Bangladesh is bucking that trend. The central bank requires periodic reporting on sustainable-finance portfolios, but its counterpart on the capital market? Well, like Mourinho, "if I speak, I will be in trouble". That's miles ahead of many peers where sustainability is still voluntary virtue signalling. But we got to come under the same umbrella now. But OECD's caution is useful: transparency must grow as fast as enthusiasm. Otherwise, "green" risks becoming the new "organic"- everywhere on the label, nowhere in the ingredients.

Another part to be proud of is the social aspect of ESG. Whilst Europe obsesses over carbon accounting, Bangladesh quietly excels in the "S." More than 56 per cent of sustainable-finance borrowers are rural, and nearly half of new SME green-loan accounts are women-owned. Fintech platforms like bKash and ShopUp are mainstreaming inclusion faster than most development banks. That fusion of digital finance and social equity is ESG's underrated storyline. This is the part that changes lives rather than PowerPoints/your favourite AI -powered presentation tool.

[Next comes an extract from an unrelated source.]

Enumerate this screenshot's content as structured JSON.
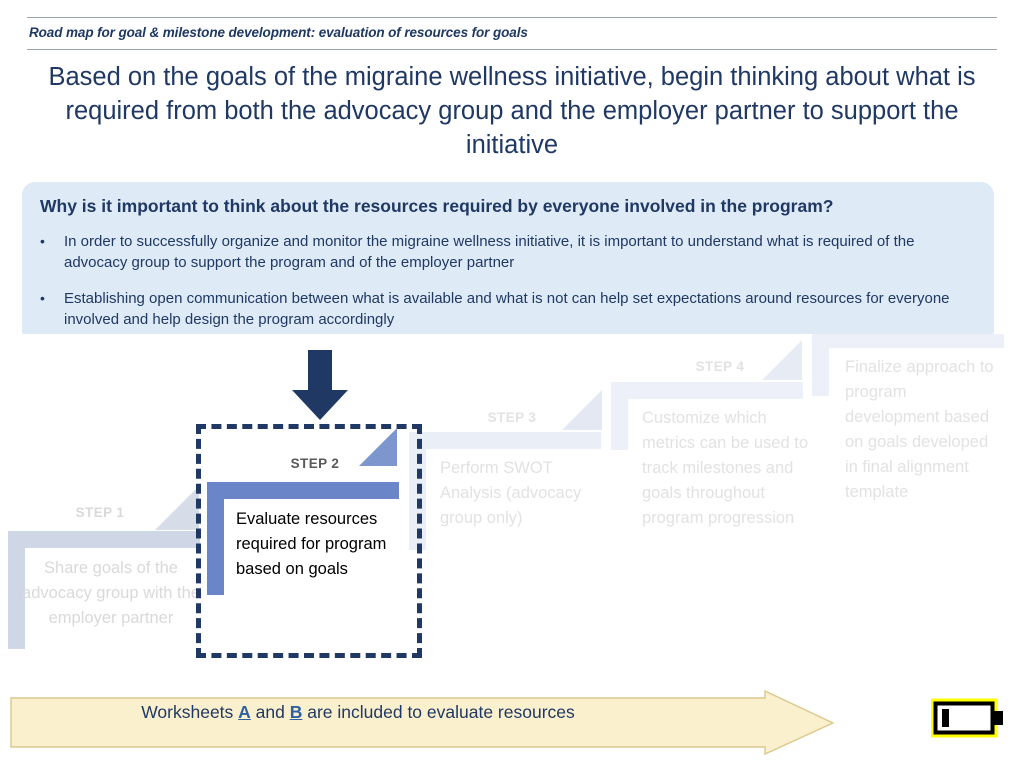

Bangladesh's policy architecture is evolving from pilot projects to national playbook. The 2020 Sustainable Finance Policy and the upcoming Green Taxonomy update provide the scaffolding, and the upcoming LDC-graduation pressure provides the motivation. As we are surfing on the reform wave, the next reform wave must go deeper. We need standardised ESG disclosure, integrated climate-risk mapping, and sector-specific capacity-building. OECD's report notes that countries that invest early in ESG literacy, whether regulators, auditors, or supply-chain managers, capture investment twice as fast.

Whilst this storm is brewing, let us accept some truth bombs. There is pain in this progress, and the inherent inertia always hinders us from accepting any sort of change. Moreover, this green growth hurts. Data collection costs money, reporting drains time, and decarbonising a supply chain can feel like changing a Formula 1 engine mid-race. Bangladesh's mid-tier firms, already squeezed by power shortages and global buyer pressure, find ESG compliance exhausting.

Yet opting out is riskier.

Because the next wave of global procurement, from H&M to the EU Green Deal, won't negotiate ethics, it'll enforce them. If your factory, farm, or fintech can't show measurable ESG performance, you may soon be out of the conversation entirely.

As much as we are used to seeing the Global North stay in the high horse, it is our turn now. McKinsey, OECD, and IFC all converge on one single truth: ESG maturity depends on capabilities, not campaigns. That means internal systems, verified data, and leadership that sees sustainability as strategy, not decoration. And here's where Bangladesh, paradoxically, becomes instructive. Our imperfections, whether chaotic governance, volatile climate, resource constraints, make us the perfect test subjects for resilience.

If ESG can work here, it can work anywhere. Sustainability no longer smells of CSR perfume-- it smells of sweat, spreadsheets, and solar panels.

I admit, Bangladesh's ESG story is far from flawless, but it's real, measurable, and oddly hopeful. Greenwashing is out, green-working is in. So, the final question for corporates in Bangladesh is simple: Are you ready?